Erklären kann man die nonverbale bzw. emotionale Ansteckbarkeit Demenz-Betroffener vielleicht mit der Theorie der Spiegelneurone (vgl. Bauer, 2006; Frith/Frith, 2006; Gaschler, 2007). Die Idee hinter dieser auf neurobiologischen Experimenten basierenden Theorie ist folgende: Alle Menschen

  • lächeln und lachen, wenn man sie anlächelt oder lacht,
  • gähnen, wenn jemand gähnt,
  • pfeifen, wenn andere pfeifen,
  • öffnen den Mund, wenn sie Essen anreichen,
  • empfinden Schmerz, wenn ein anderer sich weh tut,
  • fühlen Ekel, wenn sie Ekel bei anderen beobachten,
  • übernehmen unbewusst die Sitzhaltungen und Bewegungen ihrer Gesprächspartner
  • und schauen in die Richtung, in die andere intensiv blicken,

    weil bestimmte Nervenzellen sie dazu anregen, unter Umgehung von Verstand und Überlegung sowohl bei anderen beobachtetes Verhalten als auch deren Stimmungen und Gefühle unbewusst nachzuvollziehen oder sogar instinktiv zu imitieren, d.h. zu spiegeln. Entsprechend nennt man diese Nervenzellen Spiegelneurone. Über die Auswirkungen, die die Aktivierung dieser Nervenzellen haben kann, schreibt Bauer (2006, S. 89):

„Die Aktivierung der Spiegelneurone kann uns faktisch verändern. Die gute (oder schlechte) Laune eines Mitmenschen kann zu unserer eigenen guten (oder schlechten) Laune werden. Die Freude, der Schmerz, die Angst oder der Ekel eines anderen kann in uns selbst Freude, Schmerz, Angst oder Ekel erzeugen.“

Kognitiv und psychisch gesunde Menschen scheinen so etwas wie eine „Signalbremse“ zu besitzen: Sie können die Launen und Handlungen anderer wahrnehmen, ohne sie nachzuahmen (Gaschler, 2007). Sie können bis zu einem gewissen Grad steuern, ob sie sich von ihnen anstecken lassen. Menschen mit Demenz gelingt das anscheinend viel schlechter. Auf sie färbt die Anspannung oder das Schreien anderer ab, und einige von ihnen „ahmen Gesten von anderen nahezu reflexartig nach“ (Gaschler, 2007, S. 77), was fachsprachlich als Echopraxie bezeichnet wird. Entsprechend könnte es also so sein, dass bei ihnen die „Signalbremse“ aufgrund der abnehmenden geistigen Fähigkeiten weniger gut funktioniert als bei kognitiv Gesunden (Gallese, 2001).

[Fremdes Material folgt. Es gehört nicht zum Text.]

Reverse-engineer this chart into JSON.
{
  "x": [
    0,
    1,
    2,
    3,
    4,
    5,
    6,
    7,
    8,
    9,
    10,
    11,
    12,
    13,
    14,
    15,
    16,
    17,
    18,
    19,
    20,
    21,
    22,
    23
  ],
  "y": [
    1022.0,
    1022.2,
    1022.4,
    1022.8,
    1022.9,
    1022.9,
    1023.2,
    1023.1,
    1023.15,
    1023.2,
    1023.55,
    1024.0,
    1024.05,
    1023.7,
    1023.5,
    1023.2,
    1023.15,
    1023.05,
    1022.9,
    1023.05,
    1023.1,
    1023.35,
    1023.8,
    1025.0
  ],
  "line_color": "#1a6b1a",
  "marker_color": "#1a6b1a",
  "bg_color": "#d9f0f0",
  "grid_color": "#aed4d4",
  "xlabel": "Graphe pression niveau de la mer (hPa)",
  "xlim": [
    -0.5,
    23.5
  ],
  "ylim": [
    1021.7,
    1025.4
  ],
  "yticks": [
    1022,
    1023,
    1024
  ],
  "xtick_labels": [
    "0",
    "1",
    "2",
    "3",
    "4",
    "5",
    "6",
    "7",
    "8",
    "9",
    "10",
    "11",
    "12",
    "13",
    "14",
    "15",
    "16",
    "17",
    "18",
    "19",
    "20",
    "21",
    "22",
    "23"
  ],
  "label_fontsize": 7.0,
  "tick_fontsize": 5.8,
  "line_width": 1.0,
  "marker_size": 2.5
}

Menschen mit Demenz interpretieren die Körpersprache anderer also aktiv17 – und das umso intensiver, je mehr sie die Fähigkeit zur verbalen Kommunikation verlieren. Dabei nehmen sie nonverbale Kommunikation und Körpersprache mit allen ihnen noch zur Verfügung stehenden Sinnen wahr, um beispielsweise herauszufinden, wie es anderen Menschen geht, und ob sie ihnen vertrauen können. Und sie reagieren sensibel auf alle wesentlichen nonverbalen Kommunikationskanäle:

  • auf das Gesicht, also auf die Mimik und den Blickkontakt,
  • auf den Klang der Stimme,
  • auf...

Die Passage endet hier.